Speed to Market - getting cars to market

Automotive Manufacturing & Production, July, 2001 by Christopher A. Sawyer

When Dave McLellan talks speed, it isn't about how fast a car can go, but how quickly you can get it from the drawing board to the showroom. And when he starts talking program efficiency, get ready for accepted notions to go right out the window.

How many people does it take to design a car? Not just shape the exterior surface, draw the interior, or establish the architecture, but to do all of these things from start to finish. How many people does it take? If you ask Dave McLellan, consultant and former Corvette engineering director, this question, take a seat first.

"Ten, to do a car from beginning to end in one year. That's all you need." McLellan's concept is not the latest step to increase shareholder value at the expense of employees. Rather, it's a culture change brought about through the marriage of the virtual world of computer-aided design (CAD) and expert systems, and their placement in the hands of experienced designers and engineers. This, he says, will compress the time and personnel necessary to bring a vehicle from clean sheet to assembly line, and let a company increase its coverage of the market. And those "extra" employees? Read on. He's got them handled too.

"There's just so much stuff that already can be automated in the computation process," McLellan observes, "that if you think about not jumping out of the virtual world into the real world more than you absolutely have to, large chunks of time--wasted time--can be cut out of the process. And with this come reductions in cost."

McLellan began his career at General Motors in 1959, and has seen the evolution in vehicle design first hand. "When I started out, engineers didn't want to sit at drawing boards drawing the car ugly line by ugly line," he says. "That wasn't any fun. So the car companies hired high school graduates, taught them how to cut sections, and they were the people who actually drew the cars with the engineers supervising the process." Shifting to CAD hasn't fundamentally changed the system, he says. "Non-degree engineers are designing cars on CAD tubes now.

"So, if you want to design a car with 10 people, some of them are going to have to have fairly serious science skills," he mentions. "And it will take automating all of the design processes that can be automated. The grunge work, so to speak. These 10 people will have to have different skill sets than today's stylist, and they will have to be located together in order to take the vehicle all of the way to releasing the tools to build it."

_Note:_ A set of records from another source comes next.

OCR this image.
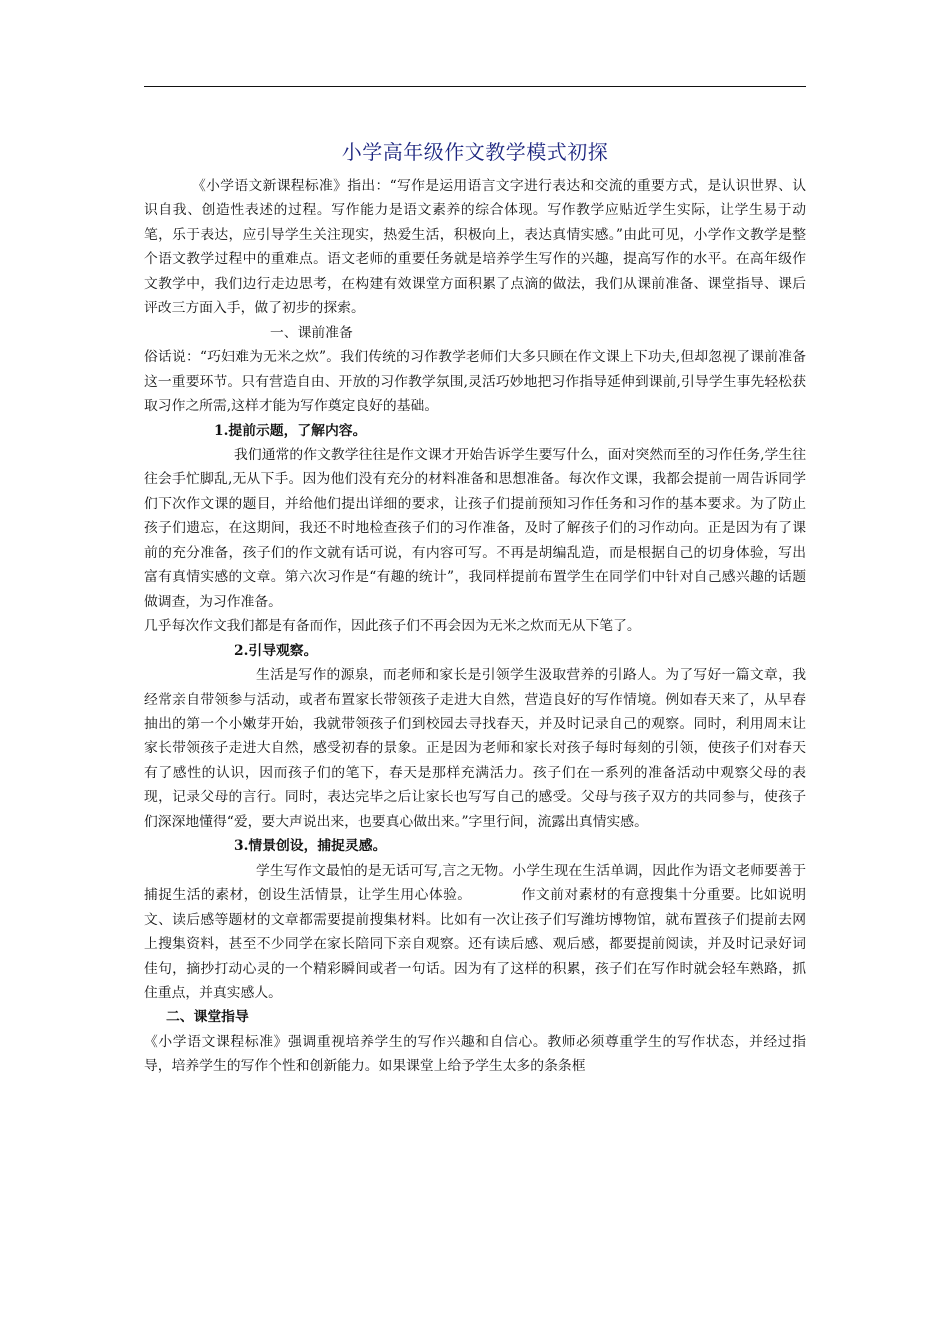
小学高年级作文教学模式初探

《小学语文新课程标准》指出：“写作是运用语言文字进行表达和交流的重要方式，是认识世界、认识自我、创造性表述的过程。写作能力是语文素养的综合体现。写作教学应贴近学生实际，让学生易于动笔，乐于表达，应引导学生关注现实，热爱生活，积极向上，表达真情实感。”由此可见，小学作文教学是整个语文教学过程中的重难点。语文老师的重要任务就是培养学生写作的兴趣，提高写作的水平。在高年级作文教学中，我们边行走边思考，在构建有效课堂方面积累了点滴的做法，我们从课前准备、课堂指导、课后评改三方面入手，做了初步的探索。

一、课前准备

俗话说：“巧妇难为无米之炊”。我们传统的习作教学老师们大多只顾在作文课上下功夫,但却忽视了课前准备这一重要环节。只有营造自由、开放的习作教学氛围,灵活巧妙地把习作指导延伸到课前,引导学生事先轻松获取习作之所需,这样才能为写作奠定良好的基础。

1.提前示题，了解内容。

我们通常的作文教学往往是作文课才开始告诉学生要写什么，面对突然而至的习作任务,学生往往会手忙脚乱,无从下手。因为他们没有充分的材料准备和思想准备。每次作文课，我都会提前一周告诉同学们下次作文课的题目，并给他们提出详细的要求，让孩子们提前预知习作任务和习作的基本要求。为了防止孩子们遗忘，在这期间，我还不时地检查孩子们的习作准备，及时了解孩子们的习作动向。正是因为有了课前的充分准备，孩子们的作文就有话可说，有内容可写。不再是胡编乱造，而是根据自己的切身体验，写出富有真情实感的文章。第六次习作是“有趣的统计”，我同样提前布置学生在同学们中针对自己感兴趣的话题做调查，为习作准备。

几乎每次作文我们都是有备而作，因此孩子们不再会因为无米之炊而无从下笔了。

2.引导观察。

生活是写作的源泉，而老师和家长是引领学生汲取营养的引路人。为了写好一篇文章，我经常亲自带领参与活动，或者布置家长带领孩子走进大自然，营造良好的写作情境。例如春天来了，从早春抽出的第一个小嫩芽开始，我就带领孩子们到校园去寻找春天，并及时记录自己的观察。同时，利用周末让家长带领孩子走进大自然，感受初春的景象。正是因为老师和家长对孩子每时每刻的引领，使孩子们对春天有了感性的认识，因而孩子们的笔下，春天是那样充满活力。孩子们在一系列的准备活动中观察父母的表现，记录父母的言行。同时，表达完毕之后让家长也写写自己的感受。父母与孩子双方的共同参与，使孩子们深深地懂得“爱，要大声说出来，也要真心做出来。”字里行间，流露出真情实感。

3.情景创设，捕捉灵感。

学生写作文最怕的是无话可写,言之无物。小学生现在生活单调，因此作为语文老师要善于捕捉生活的素材，创设生活情景，让学生用心体验。　　　　作文前对素材的有意搜集十分重要。比如说明文、读后感等题材的文章都需要提前搜集材料。比如有一次让孩子们写潍坊博物馆，就布置孩子们提前去网上搜集资料，甚至不少同学在家长陪同下亲自观察。还有读后感、观后感，都要提前阅读，并及时记录好词佳句，摘抄打动心灵的一个精彩瞬间或者一句话。因为有了这样的积累，孩子们在写作时就会轻车熟路，抓住重点，并真实感人。

二、课堂指导

《小学语文课程标准》强调重视培养学生的写作兴趣和自信心。教师必须尊重学生的写作状态，并经过指导，培养学生的写作个性和创新能力。如果课堂上给予学生太多的条条框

But the auto industry depends on a "belt and braces" approach because of the costs involved. "I understand the culture and sentiment behind that thinking," he says matter-of-faculty, "and you should put the process together on paper first, pro forma, to see what the opportunity is. Then, as a systems engineer, you can think about going through each of the elements and each of the interfaces to understand how they interact, and why you have to go out and build a prototype. You probably won't get there in the first iteration, and I'd never commit a mainstream, high-volume product as a first step." Still, McLellan says there is precedent for this change in culture and concept.

"Boeing started out by maintaining a parallel process--old way and new-- when it started down this road," he says. "By the time it did the 777, it was all in CAD, and the first airplane was sold when they were done with it. It wasn't at all like your typical automotive prototype." And, McLellan adds, if you aren't sure you're asking all of the right questions while in the virtual world, stop the process and build a prototype to see if it works. "Resort to that only when you have to. The idea is to get all of that stuff into the virtual world," he says.

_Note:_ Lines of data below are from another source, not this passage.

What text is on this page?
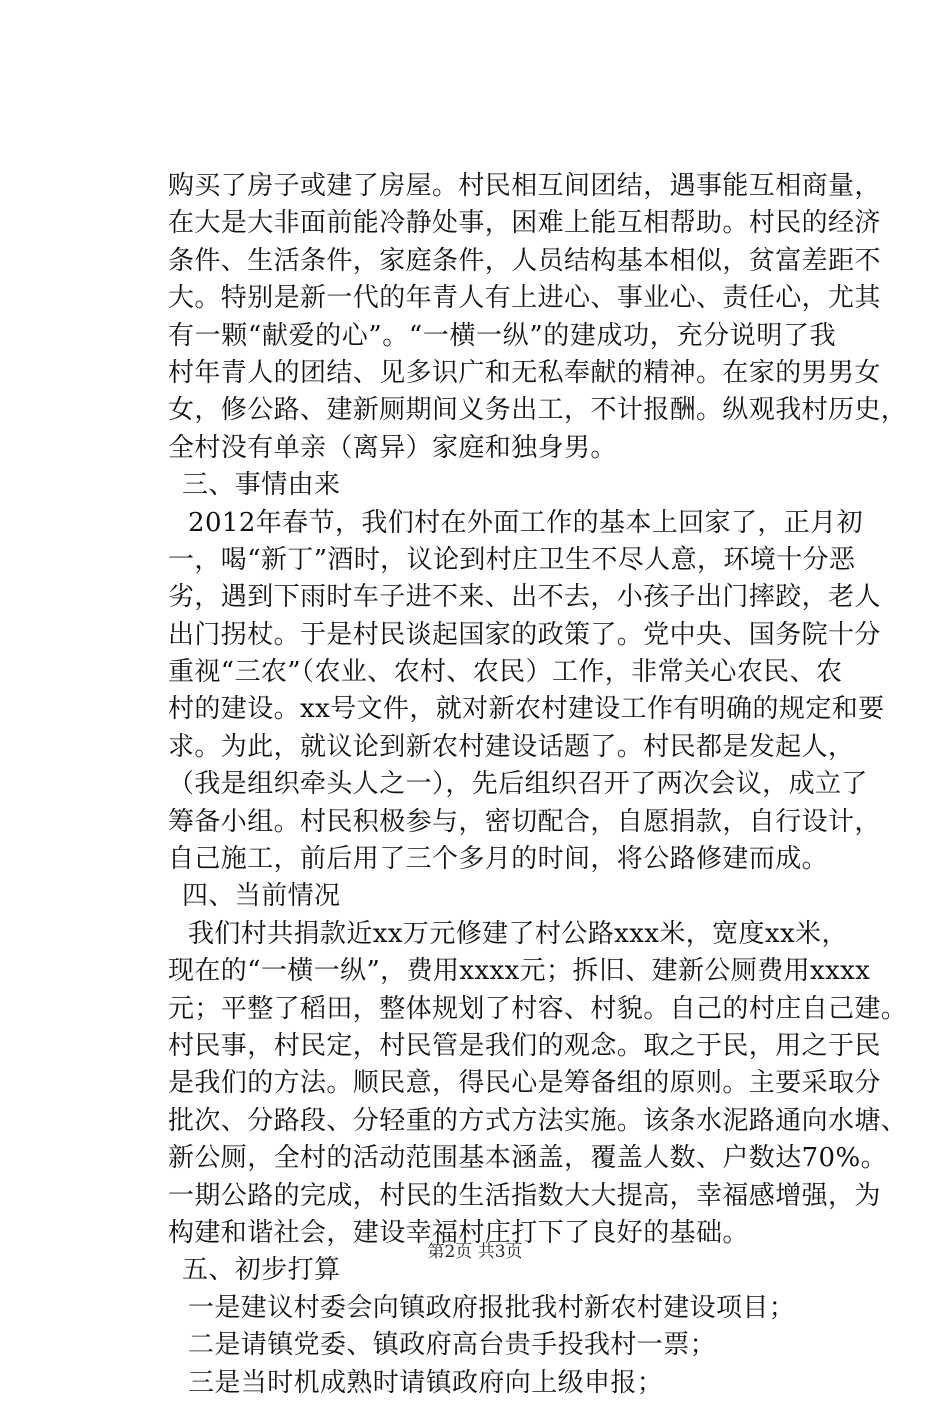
购买了房子或建了房屋。村民相互间团结，遇事能互相商量，
在大是大非面前能冷静处事，困难上能互相帮助。村民的经济
条件、生活条件，家庭条件，人员结构基本相似，贫富差距不
大。特别是新一代的年青人有上进心、事业心、责任心，尤其
有一颗“献爱的心”。“一横一纵”的建成功，充分说明了我
村年青人的团结、见多识广和无私奉献的精神。在家的男男女
女，修公路、建新厕期间义务出工，不计报酬。纵观我村历史，
全村没有单亲（离异）家庭和独身男。
三、事情由来
2012年春节，我们村在外面工作的基本上回家了，正月初
一，喝“新丁”酒时，议论到村庄卫生不尽人意，环境十分恶
劣，遇到下雨时车子进不来、出不去，小孩子出门摔跤，老人
出门拐杖。于是村民谈起国家的政策了。党中央、国务院十分
重视“三农”（农业、农村、农民）工作，非常关心农民、农
村的建设。xx号文件，就对新农村建设工作有明确的规定和要
求。为此，就议论到新农村建设话题了。村民都是发起人，
（我是组织牵头人之一），先后组织召开了两次会议，成立了
筹备小组。村民积极参与，密切配合，自愿捐款，自行设计，
自己施工，前后用了三个多月的时间，将公路修建而成。
四、当前情况
我们村共捐款近xx万元修建了村公路xxx米，宽度xx米，
现在的“一横一纵”，费用xxxx元；拆旧、建新公厕费用xxxx
元；平整了稻田，整体规划了村容、村貌。自己的村庄自己建。
村民事，村民定，村民管是我们的观念。取之于民，用之于民
是我们的方法。顺民意，得民心是筹备组的原则。主要采取分
批次、分路段、分轻重的方式方法实施。该条水泥路通向水塘、
新公厕，全村的活动范围基本涵盖，覆盖人数、户数达70%。
一期公路的完成，村民的生活指数大大提高，幸福感增强，为
构建和谐社会，建设幸福村庄打下了良好的基础。
五、初步打算
一是建议村委会向镇政府报批我村新农村建设项目；
二是请镇党委、镇政府高台贵手投我村一票；
三是当时机成熟时请镇政府向上级申报；
第2页 共3页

One of the challenges facing the creation of expert design systems is visualization of test results conducted onscreen. "You can do all of the packaging, all of the interferences without ever having to go out and make parts," he says, "because you already have the CAD file." Yet, often the process stops so a dimensionally representative mockup can be made. Why? "Because you didn't feel capable of defining the load case or the important attributes of the part well enough to test it in the virtual world," McLellan responds.

Still, McLellan says automakers are trying to understand the foundation elements that make up a vehicle, which is a major step toward the creation of a seamless expert design system. "They are trying to codify some of the things you'd imbed in an expert system. It would operate at the level where, after styling defines the outer shape of the door, the computer would determine the structure necessary to make it work," he says. "All of the grunge work in a door like hinges, locks, beams, glass, structures and the like would be semi-automated in the CAD system."

Not only should this speed up the process, making it easier for automakers to produce vehicles that are closer to the buyers' current desires, it should reduce design and engineering costs as well. "If you remember the old shadow diagram," says McLellan, "one stylist affects 10 engineers, and 10 engineers affect 100 people doing the tooling. The ugly costs that bankrupt you occur at the end of the process, but it isn't the guy grinding out the tools that makes it that way. It's the decisions made in styling and engineering that add cost. An expert system would eliminate a lot of the rework that takes place in styling and engineering."